Laura Kidd, you have to remember that butter is also manufactured, My husband once worked (briefly, he had to leave after seeing how it was really done) on a dairy with processing plant and butter doesn’t come straight from the udder you know
Also please remember that a normal “commercial” butter will have gone (as milk) through pipes where highly corrosive chemicals are pumped (and often not cleaned properly) for “hygiene”. Again,,,this is a first hand experience not a vegan perspective.
But while we are on the subject I think pressed oil is still more palatable than another animals lactation (and the yummy things like mastitis and infect that come with it).
Ok, totally not a dairy anti/for post I know, but I thought I’d set the record straight.

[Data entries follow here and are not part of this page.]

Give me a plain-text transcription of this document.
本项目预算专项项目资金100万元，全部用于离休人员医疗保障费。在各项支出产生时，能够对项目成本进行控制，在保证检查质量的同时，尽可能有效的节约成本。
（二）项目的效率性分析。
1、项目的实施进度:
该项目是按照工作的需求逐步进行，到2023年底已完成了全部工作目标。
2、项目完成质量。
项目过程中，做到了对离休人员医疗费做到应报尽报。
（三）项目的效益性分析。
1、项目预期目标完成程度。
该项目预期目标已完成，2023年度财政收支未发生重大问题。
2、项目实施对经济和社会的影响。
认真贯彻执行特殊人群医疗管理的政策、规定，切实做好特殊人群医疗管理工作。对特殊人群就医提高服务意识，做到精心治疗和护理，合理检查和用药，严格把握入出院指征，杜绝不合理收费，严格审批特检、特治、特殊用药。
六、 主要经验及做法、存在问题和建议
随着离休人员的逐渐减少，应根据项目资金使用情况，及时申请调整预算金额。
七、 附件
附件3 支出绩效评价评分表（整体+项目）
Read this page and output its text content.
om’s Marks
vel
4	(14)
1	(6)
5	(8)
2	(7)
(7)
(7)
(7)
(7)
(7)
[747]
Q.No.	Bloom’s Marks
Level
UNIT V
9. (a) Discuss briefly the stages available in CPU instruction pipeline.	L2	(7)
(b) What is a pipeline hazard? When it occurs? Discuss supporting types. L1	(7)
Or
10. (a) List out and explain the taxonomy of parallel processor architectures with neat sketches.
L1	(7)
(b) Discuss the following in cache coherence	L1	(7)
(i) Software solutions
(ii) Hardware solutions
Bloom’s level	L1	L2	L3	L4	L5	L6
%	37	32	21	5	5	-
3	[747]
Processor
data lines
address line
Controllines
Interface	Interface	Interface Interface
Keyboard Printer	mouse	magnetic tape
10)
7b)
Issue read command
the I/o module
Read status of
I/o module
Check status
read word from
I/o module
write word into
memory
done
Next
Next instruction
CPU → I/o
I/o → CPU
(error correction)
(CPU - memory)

Hey, reading this article again, I wonder what time of year it was that you had and didn’t like the local butter. Cows eat different stuff in summer and winter and their butter/milk can taste different in different seasons. Sometimes you can almost taste the grass in the summer butter. I don’t mind it, but I remember overhearing someone complaining (to the farmer! the nerve!) about it at our farmer’s market. Just a thought. Mmmm, butter!